Bio: The black church in black working class communities has often been the site of disdain. In this lecture I want to consider the black church as a site of possibility. By centering intshumayelo (loosely the sermon) as a poetic, cultural and spiritual device, I consider the ways in which the rituals in a black Methodist Church in Khayelitsha have prophetic value which speak to the lived reality of the people who attend the church. Borrowing from Hortense Spillers’s lecture “Fabrics of History: The Rhetoric of Sermons and the Problem of Black Culture” I adopt an anthropological posture as a congregant in my own church and revisit a sermon delivered in January 2025 by umama uNodala. The singularity and the particularity of this specific intshumayelo is significant purely for my subjectiveness. It is intshumayelo which moved me by its poetics of possibility and imagination in its aim of edifying a community rendered as a social problem. The historical and spiritual idiom of intshumayelo allows for spontaneity insofar as it relates to the divine and the material in a singular moment. At the heart of ukushumayela (to preach) are the remnants of ukubonga (oral praise poetry) which also relies on the divine and the material conditions of black life.

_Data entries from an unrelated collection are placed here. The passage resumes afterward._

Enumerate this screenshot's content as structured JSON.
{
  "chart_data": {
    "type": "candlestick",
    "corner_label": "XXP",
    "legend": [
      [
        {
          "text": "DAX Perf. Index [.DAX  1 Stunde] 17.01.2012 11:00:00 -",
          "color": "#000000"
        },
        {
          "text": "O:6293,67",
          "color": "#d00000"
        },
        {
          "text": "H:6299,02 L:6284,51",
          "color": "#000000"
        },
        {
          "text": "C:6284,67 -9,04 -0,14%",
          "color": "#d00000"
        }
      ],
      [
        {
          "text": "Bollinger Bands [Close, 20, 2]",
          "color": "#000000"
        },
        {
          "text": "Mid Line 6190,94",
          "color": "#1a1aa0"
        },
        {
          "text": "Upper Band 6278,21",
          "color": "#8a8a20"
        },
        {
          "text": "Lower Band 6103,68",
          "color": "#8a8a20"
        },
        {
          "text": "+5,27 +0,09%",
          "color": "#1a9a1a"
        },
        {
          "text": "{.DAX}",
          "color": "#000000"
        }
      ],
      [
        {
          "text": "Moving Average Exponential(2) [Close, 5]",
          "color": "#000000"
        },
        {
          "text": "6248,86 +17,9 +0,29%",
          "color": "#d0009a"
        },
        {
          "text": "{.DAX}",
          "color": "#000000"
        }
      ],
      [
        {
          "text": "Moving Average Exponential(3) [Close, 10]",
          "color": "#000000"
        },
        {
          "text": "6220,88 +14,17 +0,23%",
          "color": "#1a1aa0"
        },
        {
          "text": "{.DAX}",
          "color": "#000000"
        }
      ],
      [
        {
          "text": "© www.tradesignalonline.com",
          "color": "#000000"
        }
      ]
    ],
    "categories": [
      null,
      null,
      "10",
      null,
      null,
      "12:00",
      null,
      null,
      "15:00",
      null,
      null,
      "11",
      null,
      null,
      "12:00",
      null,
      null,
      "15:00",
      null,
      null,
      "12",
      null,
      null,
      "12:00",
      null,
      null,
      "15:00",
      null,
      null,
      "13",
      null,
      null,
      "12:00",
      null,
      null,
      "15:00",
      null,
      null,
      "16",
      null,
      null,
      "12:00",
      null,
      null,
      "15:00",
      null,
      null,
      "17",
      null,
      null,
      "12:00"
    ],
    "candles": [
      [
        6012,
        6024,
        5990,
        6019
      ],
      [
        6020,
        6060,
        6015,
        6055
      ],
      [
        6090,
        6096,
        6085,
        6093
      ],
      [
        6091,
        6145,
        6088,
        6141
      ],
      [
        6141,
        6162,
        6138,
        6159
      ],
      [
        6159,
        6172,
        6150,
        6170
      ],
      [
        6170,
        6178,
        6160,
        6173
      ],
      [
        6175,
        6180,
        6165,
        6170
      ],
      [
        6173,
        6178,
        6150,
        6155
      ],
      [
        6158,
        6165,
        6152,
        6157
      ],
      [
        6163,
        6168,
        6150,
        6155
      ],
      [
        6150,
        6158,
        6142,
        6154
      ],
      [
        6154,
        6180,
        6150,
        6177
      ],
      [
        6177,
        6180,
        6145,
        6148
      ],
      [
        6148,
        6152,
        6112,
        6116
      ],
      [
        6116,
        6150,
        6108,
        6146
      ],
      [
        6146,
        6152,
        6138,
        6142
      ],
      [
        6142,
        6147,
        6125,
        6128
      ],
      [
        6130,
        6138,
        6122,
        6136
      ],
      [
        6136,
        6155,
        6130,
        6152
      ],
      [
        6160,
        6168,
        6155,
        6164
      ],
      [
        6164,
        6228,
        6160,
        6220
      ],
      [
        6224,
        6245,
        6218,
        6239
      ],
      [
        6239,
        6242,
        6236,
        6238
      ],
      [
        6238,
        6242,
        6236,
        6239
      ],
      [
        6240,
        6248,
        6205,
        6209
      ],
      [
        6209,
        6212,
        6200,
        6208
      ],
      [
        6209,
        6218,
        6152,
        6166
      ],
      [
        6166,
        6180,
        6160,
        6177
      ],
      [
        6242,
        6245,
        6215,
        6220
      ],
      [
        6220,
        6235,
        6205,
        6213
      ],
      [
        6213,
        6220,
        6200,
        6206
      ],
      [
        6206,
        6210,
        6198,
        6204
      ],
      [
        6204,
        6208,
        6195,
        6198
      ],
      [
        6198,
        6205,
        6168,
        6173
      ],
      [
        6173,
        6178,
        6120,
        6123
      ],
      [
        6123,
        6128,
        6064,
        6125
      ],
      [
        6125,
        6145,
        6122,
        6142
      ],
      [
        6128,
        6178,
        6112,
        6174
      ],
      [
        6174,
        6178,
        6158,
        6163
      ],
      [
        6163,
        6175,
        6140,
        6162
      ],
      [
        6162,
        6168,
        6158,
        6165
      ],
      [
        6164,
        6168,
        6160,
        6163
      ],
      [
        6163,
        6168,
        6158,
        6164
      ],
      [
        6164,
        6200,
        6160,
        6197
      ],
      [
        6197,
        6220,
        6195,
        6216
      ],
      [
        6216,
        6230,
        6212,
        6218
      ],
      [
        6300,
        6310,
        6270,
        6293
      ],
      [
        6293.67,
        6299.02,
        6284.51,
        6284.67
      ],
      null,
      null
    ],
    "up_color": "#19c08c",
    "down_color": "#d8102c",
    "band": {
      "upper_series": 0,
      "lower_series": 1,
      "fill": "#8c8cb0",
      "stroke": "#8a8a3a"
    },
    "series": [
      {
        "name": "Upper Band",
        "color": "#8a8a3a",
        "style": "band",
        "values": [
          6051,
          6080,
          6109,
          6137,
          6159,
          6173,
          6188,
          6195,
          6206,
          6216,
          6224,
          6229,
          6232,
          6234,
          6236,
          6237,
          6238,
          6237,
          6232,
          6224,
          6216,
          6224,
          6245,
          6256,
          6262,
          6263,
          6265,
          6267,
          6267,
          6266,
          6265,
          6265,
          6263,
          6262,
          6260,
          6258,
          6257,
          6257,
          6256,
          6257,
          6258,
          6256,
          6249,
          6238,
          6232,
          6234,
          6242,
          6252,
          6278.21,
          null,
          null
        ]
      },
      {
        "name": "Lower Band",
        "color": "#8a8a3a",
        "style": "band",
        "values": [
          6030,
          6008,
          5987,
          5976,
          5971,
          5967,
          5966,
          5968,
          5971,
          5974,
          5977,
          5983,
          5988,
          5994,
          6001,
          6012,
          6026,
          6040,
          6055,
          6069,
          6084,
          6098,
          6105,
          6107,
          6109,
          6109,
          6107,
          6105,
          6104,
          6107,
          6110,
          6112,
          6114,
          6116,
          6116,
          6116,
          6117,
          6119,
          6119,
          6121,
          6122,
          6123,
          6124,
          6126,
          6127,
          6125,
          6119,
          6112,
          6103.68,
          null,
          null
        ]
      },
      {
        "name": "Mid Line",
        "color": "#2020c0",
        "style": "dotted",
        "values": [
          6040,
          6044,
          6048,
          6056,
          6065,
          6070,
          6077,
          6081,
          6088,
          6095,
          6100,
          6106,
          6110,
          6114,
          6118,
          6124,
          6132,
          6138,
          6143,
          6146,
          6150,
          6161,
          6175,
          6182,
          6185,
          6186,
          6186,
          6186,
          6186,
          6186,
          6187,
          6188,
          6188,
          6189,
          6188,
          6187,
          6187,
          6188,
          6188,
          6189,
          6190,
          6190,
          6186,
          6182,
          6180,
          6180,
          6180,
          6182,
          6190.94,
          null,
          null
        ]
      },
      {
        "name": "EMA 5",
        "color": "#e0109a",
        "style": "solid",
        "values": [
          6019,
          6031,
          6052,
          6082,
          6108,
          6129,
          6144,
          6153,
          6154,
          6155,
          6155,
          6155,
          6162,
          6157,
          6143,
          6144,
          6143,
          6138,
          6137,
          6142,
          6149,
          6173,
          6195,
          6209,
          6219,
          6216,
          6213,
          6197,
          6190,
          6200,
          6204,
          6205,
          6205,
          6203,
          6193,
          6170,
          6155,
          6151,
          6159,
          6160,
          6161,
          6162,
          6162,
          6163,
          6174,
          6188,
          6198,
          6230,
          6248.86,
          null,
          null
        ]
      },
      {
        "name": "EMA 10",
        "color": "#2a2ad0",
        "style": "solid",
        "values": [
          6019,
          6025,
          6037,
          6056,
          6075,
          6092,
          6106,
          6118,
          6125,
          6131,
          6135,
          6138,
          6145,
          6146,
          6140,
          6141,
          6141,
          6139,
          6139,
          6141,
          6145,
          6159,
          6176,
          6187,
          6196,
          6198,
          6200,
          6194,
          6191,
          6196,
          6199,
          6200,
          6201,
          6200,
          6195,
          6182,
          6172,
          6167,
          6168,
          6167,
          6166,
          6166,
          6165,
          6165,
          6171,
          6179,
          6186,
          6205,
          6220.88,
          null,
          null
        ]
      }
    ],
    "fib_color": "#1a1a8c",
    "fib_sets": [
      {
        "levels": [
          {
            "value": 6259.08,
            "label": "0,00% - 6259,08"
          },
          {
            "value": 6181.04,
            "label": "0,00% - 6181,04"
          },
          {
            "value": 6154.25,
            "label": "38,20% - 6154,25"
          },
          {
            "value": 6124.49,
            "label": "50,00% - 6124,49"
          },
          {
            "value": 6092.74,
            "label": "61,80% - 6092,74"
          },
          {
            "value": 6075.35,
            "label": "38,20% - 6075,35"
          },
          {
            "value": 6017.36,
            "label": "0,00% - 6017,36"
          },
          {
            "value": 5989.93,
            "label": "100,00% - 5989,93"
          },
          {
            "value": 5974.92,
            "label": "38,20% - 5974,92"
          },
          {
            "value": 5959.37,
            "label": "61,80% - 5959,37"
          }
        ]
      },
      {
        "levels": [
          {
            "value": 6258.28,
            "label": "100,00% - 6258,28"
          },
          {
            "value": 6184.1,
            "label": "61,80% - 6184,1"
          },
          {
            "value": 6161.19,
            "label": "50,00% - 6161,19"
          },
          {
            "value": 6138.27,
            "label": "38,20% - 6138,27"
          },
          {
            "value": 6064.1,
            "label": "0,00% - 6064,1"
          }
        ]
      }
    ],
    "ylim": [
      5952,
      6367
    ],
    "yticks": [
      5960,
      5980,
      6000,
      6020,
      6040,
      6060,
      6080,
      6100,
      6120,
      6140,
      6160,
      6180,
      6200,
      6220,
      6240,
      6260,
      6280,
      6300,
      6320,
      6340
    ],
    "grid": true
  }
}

Bio: Athambile Masola is a writer, researcher and an award-winning poet based in the Department of Historical Studies at the University of Cape Town. She has a PhD from Rhodes University. Her debut collection of poetry is written in isiXhosa, Ilifa (Uhlanga Press, 2021). She is the co-author of the children’s history book series, Imbokodo: Women who shape us (Jacana Media, 2022) and Together Apart: The story of living in Apartheid (Jacana, 2025) with Dr Xolisa Guzula. In collaboration with Makhosazana Xaba she was involved in collating a collection of Noni Jabavu’s columns from 1977, A stranger at Home (Tafelberg, 2023). She is the co-editor of Inyathi Ibuzwa Kwabaphambili: Theorising South African Women’s Intellectual Legacies (Mandela Press, 2025) together with Babalwa Magoqwana and Siphokazi Magadla. Her research focuses on literary and intellectual histories of black women. She is also interested in the African language newspaper archive of the 19th and early 20th century.